W 1976 roku cały świat bokserski patrzył z podziwem na młodego Amerykanina o błyskotliwym uśmiechu i niesamowitej szybkości rąk. Sugar Ray Leonard zdobył w Montrealu złoty medal olimpijski w kategorii lekkopółśredniej, udowadniając, że jest nie tylko świetnym technikiem, ale i zawodnikiem o stalowym charakterze. Wszyscy przewidywali mu wielką przyszłość… ale niekoniecznie w ringu.
Leonard otwarcie przyznawał po igrzyskach, że zamierza zakończyć swoją przygodę z boksem. Miał wtedy zaledwie 20 lat i planował rozpocząć studia medyczne – jego ambicją było zostać lekarzem, ułożyć sobie życie z dala od brutalności ringu i zapewnić rodzinie spokojną przyszłość. Już podczas wywiadów po olimpijskim triumfie mówił: „To był mój ostatni występ. Boksowałem dla mojej rodziny, dla honoru. Teraz czas na coś innego”.
Jednak życie szybko zweryfikowało te plany.

Ciosy, których nie zadaje ring
Wkrótce po igrzyskach na rodzinę Leonarda spadły poważne problemy. Jego ojciec, Garth Leonard, poważnie zachorował. Leczenie i opieka medyczna generowały ogromne koszty. Do tego doszły inne problemy: kłopoty finansowe, długi oraz potrzeba utrzymania licznej rodziny. Leonard nie pochodził z zamożnego domu – wychowywał się w biednej dzielnicy Palmer Park w stanie Maryland, a jego sukces olimpijski nie oznaczał natychmiastowego bogactwa.

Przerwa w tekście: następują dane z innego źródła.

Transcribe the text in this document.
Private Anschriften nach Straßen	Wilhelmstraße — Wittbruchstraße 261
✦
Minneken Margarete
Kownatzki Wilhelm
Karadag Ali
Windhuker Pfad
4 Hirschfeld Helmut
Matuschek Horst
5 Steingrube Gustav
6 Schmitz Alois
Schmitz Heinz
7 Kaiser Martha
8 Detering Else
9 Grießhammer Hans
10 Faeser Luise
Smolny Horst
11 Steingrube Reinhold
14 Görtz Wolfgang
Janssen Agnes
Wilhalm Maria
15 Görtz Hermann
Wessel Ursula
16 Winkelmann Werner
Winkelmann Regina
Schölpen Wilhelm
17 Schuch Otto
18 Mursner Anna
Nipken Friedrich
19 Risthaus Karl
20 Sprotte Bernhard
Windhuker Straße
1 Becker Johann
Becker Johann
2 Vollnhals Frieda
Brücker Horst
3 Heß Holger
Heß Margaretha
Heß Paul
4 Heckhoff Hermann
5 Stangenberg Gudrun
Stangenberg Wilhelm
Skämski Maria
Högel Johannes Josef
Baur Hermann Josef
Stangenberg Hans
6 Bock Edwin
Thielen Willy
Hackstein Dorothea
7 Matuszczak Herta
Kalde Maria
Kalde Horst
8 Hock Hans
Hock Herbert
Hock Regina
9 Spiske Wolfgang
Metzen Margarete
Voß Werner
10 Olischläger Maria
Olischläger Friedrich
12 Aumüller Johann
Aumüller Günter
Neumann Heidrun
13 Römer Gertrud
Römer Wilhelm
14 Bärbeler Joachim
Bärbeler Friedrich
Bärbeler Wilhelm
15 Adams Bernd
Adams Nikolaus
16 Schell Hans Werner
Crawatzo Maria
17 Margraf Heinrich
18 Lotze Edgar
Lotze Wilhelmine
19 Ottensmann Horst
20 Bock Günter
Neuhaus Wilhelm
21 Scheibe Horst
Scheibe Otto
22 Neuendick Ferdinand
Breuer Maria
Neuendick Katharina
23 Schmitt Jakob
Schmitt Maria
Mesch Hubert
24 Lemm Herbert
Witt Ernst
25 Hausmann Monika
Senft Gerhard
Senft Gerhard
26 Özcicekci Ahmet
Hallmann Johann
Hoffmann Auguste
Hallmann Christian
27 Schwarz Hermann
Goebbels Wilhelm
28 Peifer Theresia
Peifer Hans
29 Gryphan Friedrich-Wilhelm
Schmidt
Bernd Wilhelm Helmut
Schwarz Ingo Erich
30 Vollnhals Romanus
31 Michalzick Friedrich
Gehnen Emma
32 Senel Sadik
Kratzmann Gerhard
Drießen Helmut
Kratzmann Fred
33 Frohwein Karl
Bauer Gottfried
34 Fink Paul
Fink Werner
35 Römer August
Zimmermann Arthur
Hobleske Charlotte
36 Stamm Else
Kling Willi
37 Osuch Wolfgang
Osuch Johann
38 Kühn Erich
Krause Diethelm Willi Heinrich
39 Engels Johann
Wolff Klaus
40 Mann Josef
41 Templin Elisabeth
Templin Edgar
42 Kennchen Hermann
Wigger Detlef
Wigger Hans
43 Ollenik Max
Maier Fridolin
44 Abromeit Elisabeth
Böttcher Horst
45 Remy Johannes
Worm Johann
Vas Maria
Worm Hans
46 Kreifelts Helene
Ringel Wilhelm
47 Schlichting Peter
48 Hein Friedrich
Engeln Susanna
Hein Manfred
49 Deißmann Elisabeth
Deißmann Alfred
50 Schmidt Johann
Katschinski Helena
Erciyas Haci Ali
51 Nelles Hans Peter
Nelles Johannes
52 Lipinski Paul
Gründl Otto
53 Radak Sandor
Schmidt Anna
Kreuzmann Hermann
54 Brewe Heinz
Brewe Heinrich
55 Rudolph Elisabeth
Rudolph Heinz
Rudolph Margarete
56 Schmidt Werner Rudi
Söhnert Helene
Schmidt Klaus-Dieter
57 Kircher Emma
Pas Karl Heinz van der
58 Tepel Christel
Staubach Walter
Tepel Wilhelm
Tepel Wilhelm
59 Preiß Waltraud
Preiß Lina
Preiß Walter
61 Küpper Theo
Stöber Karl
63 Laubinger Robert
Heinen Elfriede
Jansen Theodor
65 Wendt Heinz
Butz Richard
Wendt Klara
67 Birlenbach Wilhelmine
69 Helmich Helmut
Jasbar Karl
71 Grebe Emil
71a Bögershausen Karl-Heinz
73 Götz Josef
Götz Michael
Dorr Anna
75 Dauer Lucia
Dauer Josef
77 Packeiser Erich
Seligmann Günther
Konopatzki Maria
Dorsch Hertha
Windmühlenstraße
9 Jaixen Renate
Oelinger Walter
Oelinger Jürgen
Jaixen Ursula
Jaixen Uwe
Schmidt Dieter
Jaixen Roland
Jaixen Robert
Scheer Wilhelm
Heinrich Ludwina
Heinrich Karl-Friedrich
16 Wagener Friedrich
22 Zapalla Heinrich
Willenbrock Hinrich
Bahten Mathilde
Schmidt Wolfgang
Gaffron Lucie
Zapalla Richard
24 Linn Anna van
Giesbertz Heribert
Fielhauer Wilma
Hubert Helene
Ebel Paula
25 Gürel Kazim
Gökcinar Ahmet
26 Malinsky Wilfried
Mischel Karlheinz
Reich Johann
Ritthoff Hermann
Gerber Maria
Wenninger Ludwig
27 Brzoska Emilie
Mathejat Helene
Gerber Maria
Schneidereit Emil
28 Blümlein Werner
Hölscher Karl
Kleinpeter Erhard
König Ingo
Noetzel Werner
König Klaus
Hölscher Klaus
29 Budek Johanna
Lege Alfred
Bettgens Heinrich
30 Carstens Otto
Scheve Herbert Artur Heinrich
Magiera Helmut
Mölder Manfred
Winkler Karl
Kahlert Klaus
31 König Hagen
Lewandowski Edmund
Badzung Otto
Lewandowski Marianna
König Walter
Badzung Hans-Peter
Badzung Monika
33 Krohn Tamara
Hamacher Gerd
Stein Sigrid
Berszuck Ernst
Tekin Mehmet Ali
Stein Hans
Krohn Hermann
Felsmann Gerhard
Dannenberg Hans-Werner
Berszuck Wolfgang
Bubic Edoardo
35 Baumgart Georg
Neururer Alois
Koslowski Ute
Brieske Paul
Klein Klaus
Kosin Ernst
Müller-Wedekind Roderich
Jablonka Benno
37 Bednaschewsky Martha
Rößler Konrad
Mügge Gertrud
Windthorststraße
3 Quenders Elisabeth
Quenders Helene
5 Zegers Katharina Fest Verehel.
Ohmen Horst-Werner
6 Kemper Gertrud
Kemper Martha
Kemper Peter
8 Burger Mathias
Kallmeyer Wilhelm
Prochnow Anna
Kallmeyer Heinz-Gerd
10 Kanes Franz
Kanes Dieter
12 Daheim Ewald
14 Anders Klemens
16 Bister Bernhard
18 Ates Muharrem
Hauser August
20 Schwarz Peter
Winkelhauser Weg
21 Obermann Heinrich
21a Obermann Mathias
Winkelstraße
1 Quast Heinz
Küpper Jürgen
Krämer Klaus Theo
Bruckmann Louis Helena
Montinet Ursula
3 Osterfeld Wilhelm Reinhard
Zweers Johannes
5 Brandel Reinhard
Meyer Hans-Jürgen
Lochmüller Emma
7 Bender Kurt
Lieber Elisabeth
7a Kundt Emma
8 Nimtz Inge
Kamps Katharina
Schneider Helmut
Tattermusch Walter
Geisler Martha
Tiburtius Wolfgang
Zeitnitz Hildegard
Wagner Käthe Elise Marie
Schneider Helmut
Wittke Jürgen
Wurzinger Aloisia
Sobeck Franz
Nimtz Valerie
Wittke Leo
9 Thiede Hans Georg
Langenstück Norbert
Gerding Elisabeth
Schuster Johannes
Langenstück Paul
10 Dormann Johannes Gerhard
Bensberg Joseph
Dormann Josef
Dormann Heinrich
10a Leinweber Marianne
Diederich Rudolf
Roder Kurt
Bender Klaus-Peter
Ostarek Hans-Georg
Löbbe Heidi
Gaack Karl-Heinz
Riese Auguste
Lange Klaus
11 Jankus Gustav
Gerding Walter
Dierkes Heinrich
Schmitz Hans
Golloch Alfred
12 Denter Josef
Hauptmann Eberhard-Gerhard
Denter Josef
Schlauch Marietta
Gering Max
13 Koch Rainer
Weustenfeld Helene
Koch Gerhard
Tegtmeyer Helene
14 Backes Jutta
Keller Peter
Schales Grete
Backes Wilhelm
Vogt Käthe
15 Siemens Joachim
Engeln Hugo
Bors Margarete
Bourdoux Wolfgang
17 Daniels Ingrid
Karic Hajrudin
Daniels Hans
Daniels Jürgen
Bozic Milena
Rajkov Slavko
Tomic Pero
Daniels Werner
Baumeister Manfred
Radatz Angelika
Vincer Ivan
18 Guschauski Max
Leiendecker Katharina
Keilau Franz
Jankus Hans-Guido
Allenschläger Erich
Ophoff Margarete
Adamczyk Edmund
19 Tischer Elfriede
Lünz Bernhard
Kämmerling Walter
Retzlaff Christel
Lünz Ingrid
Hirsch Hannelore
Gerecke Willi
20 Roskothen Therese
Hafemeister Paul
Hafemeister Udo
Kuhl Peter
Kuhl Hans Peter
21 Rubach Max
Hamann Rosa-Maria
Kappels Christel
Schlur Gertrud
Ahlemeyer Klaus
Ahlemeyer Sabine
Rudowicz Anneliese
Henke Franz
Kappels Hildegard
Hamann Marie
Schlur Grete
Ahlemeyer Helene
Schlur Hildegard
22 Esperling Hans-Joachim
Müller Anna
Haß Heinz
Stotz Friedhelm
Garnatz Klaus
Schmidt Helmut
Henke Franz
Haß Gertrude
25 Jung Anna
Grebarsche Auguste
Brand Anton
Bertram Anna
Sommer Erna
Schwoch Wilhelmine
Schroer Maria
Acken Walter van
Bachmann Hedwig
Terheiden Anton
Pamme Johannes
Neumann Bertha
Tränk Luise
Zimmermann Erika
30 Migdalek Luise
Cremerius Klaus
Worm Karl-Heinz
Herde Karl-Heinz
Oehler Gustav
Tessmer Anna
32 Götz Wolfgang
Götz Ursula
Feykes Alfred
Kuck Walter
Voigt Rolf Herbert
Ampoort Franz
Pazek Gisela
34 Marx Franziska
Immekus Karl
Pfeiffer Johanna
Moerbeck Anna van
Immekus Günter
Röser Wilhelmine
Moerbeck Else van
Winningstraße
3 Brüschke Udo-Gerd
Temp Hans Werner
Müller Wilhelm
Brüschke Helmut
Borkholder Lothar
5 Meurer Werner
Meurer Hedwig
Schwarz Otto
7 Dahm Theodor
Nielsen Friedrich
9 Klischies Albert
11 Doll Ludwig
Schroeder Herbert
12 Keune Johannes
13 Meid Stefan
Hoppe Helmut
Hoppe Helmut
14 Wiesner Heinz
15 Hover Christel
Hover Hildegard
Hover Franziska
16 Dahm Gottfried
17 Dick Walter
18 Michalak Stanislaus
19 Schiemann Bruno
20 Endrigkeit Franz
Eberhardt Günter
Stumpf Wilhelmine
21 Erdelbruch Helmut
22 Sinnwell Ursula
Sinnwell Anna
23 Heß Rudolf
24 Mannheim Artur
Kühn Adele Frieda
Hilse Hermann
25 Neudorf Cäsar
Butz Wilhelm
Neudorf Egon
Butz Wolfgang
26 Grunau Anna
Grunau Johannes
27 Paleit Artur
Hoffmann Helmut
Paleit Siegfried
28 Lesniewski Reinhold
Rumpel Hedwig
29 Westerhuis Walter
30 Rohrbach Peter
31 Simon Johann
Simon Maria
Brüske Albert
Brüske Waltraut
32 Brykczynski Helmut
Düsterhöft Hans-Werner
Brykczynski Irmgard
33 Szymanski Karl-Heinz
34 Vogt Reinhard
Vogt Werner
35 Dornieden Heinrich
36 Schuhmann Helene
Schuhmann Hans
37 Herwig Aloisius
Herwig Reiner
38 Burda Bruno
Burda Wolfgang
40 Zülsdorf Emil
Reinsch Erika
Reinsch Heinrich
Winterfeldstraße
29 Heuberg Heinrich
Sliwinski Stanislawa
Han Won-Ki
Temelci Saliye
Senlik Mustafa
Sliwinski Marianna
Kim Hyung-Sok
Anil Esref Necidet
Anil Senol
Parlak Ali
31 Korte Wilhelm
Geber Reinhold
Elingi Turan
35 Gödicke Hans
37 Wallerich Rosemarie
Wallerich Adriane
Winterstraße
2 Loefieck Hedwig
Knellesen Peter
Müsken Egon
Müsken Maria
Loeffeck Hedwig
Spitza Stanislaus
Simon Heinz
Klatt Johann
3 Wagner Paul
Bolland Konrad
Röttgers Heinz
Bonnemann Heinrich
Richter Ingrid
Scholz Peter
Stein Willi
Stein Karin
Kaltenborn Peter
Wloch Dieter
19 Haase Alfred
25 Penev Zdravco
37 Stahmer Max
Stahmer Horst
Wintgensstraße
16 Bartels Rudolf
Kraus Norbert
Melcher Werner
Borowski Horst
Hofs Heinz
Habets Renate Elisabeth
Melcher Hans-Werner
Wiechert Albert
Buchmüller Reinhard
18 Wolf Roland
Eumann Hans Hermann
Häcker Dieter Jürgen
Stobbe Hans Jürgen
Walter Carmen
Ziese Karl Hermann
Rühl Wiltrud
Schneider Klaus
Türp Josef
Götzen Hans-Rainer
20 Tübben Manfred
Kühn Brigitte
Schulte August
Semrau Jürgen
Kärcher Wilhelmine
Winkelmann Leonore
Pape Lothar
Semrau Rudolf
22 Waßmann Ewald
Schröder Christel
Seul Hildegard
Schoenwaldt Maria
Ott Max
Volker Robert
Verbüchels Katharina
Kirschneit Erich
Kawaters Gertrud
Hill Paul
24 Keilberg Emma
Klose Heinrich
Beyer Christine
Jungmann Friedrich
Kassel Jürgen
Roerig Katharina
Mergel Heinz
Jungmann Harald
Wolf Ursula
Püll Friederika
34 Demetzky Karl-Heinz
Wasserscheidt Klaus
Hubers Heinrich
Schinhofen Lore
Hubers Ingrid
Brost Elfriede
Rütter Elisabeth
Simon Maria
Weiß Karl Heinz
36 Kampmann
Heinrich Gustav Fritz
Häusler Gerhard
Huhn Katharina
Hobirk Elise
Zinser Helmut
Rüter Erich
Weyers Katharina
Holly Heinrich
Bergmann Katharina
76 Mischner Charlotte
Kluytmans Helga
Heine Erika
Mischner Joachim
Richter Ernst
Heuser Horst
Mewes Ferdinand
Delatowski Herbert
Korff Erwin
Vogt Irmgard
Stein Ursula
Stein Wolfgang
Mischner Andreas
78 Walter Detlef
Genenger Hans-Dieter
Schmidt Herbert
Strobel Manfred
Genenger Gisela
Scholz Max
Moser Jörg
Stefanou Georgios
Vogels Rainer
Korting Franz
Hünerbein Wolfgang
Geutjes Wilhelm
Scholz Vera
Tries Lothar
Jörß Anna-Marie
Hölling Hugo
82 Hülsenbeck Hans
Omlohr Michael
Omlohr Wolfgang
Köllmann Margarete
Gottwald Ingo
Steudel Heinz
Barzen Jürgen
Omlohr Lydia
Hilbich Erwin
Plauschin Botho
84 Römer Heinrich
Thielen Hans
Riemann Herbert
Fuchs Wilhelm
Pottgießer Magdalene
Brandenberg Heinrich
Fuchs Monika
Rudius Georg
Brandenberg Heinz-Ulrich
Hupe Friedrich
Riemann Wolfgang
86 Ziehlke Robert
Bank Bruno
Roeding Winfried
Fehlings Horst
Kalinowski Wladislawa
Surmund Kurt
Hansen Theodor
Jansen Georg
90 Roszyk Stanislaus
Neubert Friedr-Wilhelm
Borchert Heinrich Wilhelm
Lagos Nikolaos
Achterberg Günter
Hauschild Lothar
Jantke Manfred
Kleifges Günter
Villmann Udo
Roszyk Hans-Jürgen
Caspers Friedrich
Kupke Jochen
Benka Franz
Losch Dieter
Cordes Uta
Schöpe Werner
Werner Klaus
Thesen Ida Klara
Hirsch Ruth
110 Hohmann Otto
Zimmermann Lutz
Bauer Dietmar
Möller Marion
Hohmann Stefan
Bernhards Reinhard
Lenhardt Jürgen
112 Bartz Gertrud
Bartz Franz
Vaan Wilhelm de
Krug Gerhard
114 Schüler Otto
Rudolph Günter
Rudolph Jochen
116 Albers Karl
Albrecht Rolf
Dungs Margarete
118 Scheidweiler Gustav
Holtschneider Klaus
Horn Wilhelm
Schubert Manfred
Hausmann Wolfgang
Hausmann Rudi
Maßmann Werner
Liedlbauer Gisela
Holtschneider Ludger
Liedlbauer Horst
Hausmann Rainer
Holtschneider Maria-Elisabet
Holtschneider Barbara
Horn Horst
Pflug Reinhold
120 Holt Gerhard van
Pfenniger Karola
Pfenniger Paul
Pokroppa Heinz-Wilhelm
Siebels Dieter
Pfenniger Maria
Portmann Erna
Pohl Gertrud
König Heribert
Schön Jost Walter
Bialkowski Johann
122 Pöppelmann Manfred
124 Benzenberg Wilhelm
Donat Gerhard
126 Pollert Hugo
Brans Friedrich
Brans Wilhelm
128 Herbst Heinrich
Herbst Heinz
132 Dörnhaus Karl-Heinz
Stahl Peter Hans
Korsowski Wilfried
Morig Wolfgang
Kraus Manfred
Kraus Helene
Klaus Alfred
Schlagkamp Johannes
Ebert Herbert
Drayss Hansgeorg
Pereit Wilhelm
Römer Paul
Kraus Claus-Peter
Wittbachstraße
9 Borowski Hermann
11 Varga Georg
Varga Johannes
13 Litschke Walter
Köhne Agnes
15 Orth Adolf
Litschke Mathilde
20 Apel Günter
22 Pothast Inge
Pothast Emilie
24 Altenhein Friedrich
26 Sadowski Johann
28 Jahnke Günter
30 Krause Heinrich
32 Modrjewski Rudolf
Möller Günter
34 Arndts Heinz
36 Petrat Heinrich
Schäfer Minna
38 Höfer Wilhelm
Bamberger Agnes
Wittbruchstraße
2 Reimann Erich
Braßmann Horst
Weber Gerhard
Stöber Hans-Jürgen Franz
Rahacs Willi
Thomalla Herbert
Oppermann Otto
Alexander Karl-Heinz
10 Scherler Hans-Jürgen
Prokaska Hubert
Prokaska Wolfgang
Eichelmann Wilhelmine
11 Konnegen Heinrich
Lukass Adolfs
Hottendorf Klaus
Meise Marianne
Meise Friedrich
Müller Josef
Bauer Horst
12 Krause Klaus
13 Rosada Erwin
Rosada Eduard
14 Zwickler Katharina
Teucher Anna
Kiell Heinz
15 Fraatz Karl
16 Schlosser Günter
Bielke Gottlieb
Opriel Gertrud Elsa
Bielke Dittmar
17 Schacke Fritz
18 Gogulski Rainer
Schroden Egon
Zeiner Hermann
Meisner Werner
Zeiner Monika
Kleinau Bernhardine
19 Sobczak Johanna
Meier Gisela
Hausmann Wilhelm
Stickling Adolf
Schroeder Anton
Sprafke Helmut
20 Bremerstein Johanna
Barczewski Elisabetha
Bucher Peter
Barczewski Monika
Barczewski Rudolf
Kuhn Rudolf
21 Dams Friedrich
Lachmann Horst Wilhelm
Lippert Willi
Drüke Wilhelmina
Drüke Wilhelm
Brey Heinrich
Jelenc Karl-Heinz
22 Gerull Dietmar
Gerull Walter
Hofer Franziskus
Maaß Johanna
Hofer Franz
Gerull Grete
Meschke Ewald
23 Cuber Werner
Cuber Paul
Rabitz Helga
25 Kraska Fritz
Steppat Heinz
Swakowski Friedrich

Nie mając innego wyjścia, zdecydował się zawalczyć nie tylko w ringu, ale i z przeciwnościami losu. Odrzucił marzenia o karierze lekarza i ogłosił, że przechodzi na zawodowstwo. Wkrótce podpisał kontrakt wart 40 tysięcy dolarów – jak na tamte czasy był to duży kapitał startowy, ale przede wszystkim była to szansa na odmianę losu.
Narodziny legendy
Sugar Ray Leonard zadebiutował jako zawodowiec 5 lutego 1977 roku w Baltimore. Pokonał Luisa Vegę przez jednogłośną decyzję sędziów. Już wtedy było widać, że ma coś, czego nie da się nauczyć – naturalną błyskotliwość, szybkość, refleks i niesamowite wyczucie rytmu walki.
Nie minęło wiele czasu, a Leonard stał się gwiazdą telewizji. Jego walki transmitowano w ogólnokrajowej telewizji, a kibice uwielbiali jego styl – efektowny, ale nie nonszalancki; elegancki, ale bezbłędnie skuteczny. W 1979 roku zdobył tytuł mistrza świata w wadze półśredniej pokonując niepokonanego Wilfreda Beníteza. Potem przyszły wielkie pojedynki: z Roberto Duránem, Thomasem Hearnsem, Mavinem Haglerem.
Nie był to jednak tylko sport – walki Leonarda symbolizowały nową erę boksu zawodowego. Był jednym z „Fantastycznej Czwórki” (Hagler, Hearns, Durán, Leonard), która w latach 80. nadawała ton światowemu boksowi, dostarczając niezapomnianych emocji milionom fanów.

Od sportowca do ikony
Sugar Ray Leonard był nie tylko wielkim mistrzem w ringu. Był twarzą reklam, osobowością telewizyjną, mówcą motywacyjnym, a także autorem książek. Jako jeden z pierwszych pięściarzy zaczął skutecznie zarabiać poza ringiem – m.in. podpisując milionowe kontrakty z gigantami jak Coca-Cola czy 7Up.
Z czasem stał się symbolem sukcesu nie tylko sportowego, ale i życiowego – człowiekiem, który nie zapomniał o swoich korzeniach i który wykorzystał talent, by zmienić swój los i pomóc rodzinie.